Música por altavoces, música para todos
especiales
Últimamente se habla mucho sobre un fenómeno cada vez más habitual: la gente que pone música en los espacios públicos, por todo lo alto, sin preguntar si los demás quieren o no escuchar lo que proponen.
Hay cierto debate: por un lado, los que piden que se regule la música que se difunde más allá de los ámbitos privados. Por el otro, los que reclaman respeto para el gusto personal de los que difunden esa música.
Pudiera parecer que son dos opiniones contrapuestas, pero no tanto. Hay que partir de una distinción: las claras diferencias entre los espacios privados y los espacios públicos.
En los espacios privados de cada quién, está clarísimo que nadie puede venir a regular nada, como no sea el volumen de la música, para que no constituya una agresión a la tranquilidad ciudadana.
Nadie puede decirle a usted qué música tiene que poner en su casa, en su fiesta particular, en su mp3 o celular… Usted no le está imponiendo nada a nadie, y nadie se lo puede imponer a usted.
Pero en los espacios públicos sí hay que tomar en cuenta algunos aspectos. Primero que todo la función social de ese espacio; las personas que acuden, que lo utilizan; la inserción de ese espacio en un contexto.
A nadie se le ocurriría poner una Sinfonía de Mozart en un bailable de carnaval. Tampoco deberíamos tener que escuchar un reguetón agresivo y vulgar en una cafetería o en un almendrón. Lo primero no pasa nunca. Lo segundo, más de la cuenta.
Lo más problemático de esta circunstancia es que hay que apelar al sentido común y la conciencia de la gente, porque no hay normas jurídicas para regular la música que se ofrece en cafeterías, restaurantes, parques, medios de transporte, centros educativos…
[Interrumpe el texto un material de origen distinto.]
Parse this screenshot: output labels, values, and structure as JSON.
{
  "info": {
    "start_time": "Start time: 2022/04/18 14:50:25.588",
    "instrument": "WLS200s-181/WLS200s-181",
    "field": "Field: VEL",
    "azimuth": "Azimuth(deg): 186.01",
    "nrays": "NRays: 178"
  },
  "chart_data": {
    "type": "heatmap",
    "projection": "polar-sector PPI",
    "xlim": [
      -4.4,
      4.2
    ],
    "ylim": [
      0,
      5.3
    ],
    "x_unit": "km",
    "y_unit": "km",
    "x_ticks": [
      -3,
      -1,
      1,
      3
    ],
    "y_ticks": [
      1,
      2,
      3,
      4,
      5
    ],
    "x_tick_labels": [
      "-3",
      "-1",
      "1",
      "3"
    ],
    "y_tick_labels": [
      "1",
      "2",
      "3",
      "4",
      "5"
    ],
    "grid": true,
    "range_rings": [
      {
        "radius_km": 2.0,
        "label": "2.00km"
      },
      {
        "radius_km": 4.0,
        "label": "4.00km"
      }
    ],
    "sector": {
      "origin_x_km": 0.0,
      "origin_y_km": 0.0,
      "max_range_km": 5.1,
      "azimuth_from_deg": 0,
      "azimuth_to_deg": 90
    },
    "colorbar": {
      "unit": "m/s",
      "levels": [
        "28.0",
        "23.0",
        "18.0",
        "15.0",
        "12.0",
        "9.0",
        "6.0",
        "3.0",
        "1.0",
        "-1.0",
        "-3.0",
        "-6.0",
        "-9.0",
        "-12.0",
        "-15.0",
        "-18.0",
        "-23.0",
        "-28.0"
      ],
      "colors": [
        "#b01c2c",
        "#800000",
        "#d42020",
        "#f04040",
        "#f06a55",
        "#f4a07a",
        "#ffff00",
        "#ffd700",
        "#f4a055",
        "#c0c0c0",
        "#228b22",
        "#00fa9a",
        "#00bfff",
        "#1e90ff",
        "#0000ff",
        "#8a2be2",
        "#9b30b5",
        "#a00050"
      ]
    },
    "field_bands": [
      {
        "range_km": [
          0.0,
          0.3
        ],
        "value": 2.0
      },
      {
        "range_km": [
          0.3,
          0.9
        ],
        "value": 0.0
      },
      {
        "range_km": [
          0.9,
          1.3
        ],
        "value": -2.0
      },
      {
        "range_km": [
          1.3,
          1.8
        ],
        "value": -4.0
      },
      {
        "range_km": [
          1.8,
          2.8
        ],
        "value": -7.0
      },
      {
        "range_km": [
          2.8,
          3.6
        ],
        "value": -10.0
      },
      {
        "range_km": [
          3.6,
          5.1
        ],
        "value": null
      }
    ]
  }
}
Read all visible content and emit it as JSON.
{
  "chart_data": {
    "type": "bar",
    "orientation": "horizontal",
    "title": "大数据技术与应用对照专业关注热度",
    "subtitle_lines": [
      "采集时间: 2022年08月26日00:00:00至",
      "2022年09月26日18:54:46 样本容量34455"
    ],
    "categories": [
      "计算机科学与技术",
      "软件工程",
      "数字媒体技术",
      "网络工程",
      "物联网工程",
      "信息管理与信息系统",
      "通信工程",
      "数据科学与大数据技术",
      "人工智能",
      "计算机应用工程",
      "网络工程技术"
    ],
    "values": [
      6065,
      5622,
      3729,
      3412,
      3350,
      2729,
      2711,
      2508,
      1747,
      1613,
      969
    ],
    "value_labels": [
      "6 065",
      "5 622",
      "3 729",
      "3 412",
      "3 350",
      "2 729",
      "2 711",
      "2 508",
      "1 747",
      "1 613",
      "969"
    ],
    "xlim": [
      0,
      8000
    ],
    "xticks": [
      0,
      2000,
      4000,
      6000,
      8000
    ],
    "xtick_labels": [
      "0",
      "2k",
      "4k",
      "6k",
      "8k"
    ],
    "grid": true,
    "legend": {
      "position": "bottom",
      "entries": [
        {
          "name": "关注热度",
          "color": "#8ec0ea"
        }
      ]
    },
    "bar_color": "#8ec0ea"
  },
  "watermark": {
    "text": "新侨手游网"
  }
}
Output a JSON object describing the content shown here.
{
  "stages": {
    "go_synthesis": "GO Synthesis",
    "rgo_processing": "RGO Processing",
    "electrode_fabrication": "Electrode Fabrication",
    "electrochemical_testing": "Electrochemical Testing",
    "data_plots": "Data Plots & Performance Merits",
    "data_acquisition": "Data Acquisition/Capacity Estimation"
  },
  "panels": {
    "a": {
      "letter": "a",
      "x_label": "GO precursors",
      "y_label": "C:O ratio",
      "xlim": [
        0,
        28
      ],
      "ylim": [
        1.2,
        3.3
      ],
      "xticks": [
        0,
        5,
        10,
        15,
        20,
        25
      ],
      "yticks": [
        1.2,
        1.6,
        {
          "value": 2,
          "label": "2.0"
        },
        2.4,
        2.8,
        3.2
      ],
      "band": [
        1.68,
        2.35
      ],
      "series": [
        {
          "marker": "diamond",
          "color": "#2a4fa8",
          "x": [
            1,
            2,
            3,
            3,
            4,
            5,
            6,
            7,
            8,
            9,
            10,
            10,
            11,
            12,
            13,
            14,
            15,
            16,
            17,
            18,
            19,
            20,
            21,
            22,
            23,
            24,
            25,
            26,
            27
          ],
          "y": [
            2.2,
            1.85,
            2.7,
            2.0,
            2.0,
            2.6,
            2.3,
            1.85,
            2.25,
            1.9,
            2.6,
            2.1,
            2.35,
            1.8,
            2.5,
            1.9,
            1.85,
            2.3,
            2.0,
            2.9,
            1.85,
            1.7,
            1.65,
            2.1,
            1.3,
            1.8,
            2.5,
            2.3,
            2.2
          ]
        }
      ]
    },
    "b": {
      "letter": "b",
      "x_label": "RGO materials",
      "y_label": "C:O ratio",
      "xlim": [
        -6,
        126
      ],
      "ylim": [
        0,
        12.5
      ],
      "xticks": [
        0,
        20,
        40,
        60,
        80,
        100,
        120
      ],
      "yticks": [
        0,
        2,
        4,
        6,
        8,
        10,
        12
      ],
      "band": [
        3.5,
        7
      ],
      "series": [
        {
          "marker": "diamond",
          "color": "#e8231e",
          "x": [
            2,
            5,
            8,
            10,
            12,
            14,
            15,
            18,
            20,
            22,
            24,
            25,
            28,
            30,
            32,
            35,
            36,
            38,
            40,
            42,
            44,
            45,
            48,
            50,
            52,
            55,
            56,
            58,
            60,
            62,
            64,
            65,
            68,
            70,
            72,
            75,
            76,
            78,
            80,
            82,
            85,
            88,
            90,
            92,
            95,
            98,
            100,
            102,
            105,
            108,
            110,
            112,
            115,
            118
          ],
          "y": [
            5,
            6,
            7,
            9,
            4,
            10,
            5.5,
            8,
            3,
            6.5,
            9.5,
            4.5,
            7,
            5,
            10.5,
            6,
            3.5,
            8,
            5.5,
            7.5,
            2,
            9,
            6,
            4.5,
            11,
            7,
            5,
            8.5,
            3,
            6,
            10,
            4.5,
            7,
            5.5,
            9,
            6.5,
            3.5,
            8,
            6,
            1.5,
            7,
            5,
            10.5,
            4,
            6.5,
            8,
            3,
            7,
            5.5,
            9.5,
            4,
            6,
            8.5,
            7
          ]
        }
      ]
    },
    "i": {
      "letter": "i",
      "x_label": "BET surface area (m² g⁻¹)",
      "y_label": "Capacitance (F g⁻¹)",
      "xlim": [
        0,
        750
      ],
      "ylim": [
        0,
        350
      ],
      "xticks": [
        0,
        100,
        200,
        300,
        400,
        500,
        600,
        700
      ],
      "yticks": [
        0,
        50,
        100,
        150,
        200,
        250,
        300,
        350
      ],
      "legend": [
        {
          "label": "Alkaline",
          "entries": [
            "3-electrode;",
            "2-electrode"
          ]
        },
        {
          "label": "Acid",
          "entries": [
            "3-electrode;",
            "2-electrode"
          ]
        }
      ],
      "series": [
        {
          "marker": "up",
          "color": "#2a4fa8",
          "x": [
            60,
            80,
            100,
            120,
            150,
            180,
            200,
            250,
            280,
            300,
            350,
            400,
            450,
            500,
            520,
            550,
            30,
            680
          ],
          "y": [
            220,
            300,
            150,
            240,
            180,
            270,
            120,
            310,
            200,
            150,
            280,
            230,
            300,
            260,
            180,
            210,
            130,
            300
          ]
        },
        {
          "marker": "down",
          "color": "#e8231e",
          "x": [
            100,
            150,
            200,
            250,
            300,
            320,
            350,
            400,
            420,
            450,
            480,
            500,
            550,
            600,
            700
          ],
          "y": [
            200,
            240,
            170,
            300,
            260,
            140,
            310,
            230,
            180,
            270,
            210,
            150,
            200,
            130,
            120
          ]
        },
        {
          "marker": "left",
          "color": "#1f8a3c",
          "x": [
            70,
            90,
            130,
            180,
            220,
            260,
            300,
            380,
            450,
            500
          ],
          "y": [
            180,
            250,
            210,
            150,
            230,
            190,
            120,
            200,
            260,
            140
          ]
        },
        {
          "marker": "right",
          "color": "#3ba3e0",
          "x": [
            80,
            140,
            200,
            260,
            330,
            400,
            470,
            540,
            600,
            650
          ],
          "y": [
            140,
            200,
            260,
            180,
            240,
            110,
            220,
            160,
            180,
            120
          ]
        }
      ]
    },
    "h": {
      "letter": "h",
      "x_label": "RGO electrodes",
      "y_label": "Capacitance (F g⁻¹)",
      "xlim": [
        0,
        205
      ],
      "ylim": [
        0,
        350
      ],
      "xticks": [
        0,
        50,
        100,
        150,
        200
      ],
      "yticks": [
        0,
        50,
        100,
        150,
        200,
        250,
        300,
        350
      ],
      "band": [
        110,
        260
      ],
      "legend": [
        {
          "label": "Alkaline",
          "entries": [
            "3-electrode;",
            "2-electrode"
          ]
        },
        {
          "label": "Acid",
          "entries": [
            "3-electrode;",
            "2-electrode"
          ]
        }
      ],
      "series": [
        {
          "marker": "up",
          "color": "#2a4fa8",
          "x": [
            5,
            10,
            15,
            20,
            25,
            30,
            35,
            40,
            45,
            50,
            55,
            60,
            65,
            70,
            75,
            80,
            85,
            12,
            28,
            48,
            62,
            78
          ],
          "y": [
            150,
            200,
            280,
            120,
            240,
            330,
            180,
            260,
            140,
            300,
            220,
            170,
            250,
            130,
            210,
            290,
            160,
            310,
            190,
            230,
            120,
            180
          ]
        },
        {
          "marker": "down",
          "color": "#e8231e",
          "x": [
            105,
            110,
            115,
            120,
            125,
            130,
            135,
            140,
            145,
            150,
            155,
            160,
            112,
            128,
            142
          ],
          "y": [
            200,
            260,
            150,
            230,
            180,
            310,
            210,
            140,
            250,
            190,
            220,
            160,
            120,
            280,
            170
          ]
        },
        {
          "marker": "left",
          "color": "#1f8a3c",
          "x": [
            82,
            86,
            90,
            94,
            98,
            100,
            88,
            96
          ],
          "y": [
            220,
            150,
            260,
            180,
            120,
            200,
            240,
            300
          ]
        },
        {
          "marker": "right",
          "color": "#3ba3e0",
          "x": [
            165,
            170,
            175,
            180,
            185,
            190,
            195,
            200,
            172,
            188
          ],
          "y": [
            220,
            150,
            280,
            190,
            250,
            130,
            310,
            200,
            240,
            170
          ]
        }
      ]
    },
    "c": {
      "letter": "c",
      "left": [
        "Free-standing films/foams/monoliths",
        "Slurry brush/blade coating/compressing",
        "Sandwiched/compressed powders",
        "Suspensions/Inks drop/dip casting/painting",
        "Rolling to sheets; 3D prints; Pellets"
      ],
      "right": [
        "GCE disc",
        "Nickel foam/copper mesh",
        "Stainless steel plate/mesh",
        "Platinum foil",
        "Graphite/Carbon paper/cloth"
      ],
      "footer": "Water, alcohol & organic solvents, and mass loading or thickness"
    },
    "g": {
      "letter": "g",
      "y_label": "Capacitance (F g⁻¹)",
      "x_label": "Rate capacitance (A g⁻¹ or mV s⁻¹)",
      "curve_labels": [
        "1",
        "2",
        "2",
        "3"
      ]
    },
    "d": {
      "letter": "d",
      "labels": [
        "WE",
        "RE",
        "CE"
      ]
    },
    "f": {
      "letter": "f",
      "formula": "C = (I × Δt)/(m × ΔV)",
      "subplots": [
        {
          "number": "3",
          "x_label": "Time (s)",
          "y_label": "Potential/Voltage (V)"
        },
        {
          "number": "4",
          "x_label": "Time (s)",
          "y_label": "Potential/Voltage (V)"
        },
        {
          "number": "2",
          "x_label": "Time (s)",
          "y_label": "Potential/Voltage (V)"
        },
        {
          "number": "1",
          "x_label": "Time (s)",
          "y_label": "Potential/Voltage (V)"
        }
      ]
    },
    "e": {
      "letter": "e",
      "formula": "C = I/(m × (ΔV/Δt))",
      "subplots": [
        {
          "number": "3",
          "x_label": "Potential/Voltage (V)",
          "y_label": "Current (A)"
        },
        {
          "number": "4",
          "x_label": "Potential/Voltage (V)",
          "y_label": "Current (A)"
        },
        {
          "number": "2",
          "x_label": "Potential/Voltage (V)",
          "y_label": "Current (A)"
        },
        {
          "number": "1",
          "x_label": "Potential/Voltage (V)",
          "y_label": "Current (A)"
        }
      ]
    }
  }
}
Solo se regula el volumen… y hay que decirlo con todas sus letras: esas leyes se violan constantemente, con una impunidad preocupante.
La contaminación auditiva de La Habana, por ejemplo, amerita hace rato la aplicación contundente de lo que está establecido.
En la práctica, es cierto que algunas empresas e instituciones han tomado medidas puntuales, pero generalmente no se toman en cuenta y aparentemente no pasa nada.
Un ejemplo: en los ómnibus urbanos o de transporte interprovincial no se puede poner determinada música a determinado volumen. Y eso lo ignoran muchísimos choferes.
En nuestra opinión no se debería poner ninguna música, imagínese el reto que implica tratar de complacer a todo el que viaja en un ómnibus. Y si alguien, por ejemplo, no quiere viajar con música, ¿hay que imponérsela?
Se impone otra aclaración, pues algunos no lo tienen claro. Si usted tiene una cafetería o una peluquería o un taxi o cualquier otro negocio… ese negocio no es su casa.
La respuesta que dan algunos choferes de almendrón está absolutamente fuera de lugar: “si no te gusta la música que pongo, puedes bajarte, este es mi carro”.
Nadie tiene derecho a poner un tema con malas palabras en un auto que ofrece un servicio público, aunque no esté escrito en una ley. Es cuestión de educación formal, de sensibilidad, de cultura.
Se supone que en una actividad de una escuela no se deba poner música a todas luces vulgar, inadecuada, lesiva a la sensibilidad… Y no hacen falta inspectores para velar por eso. Deberían bastar los directivos y los maestros de las escuelas.
Hay muchas subjetividades en juego. Son muchos los espacios, mucha la gente que decide, disímiles los niveles culturales.
Puede que alguien piense que puede poner “para todo el mundo” la música que tiene, la que consigue, la que le guste… Y eso tiene su lógica, indudablemente.
Pero hay que valorar más la opinión especializada, hay que tener en cuenta, a la hora de programar en los espacios públicos, que la política cultural del país es una sola y que está perfectamente definida.
Hay música para cada lugar y ocasión. Hay lugares y ocasiones que no admiten cierta música. El reto es establecer la diferencia.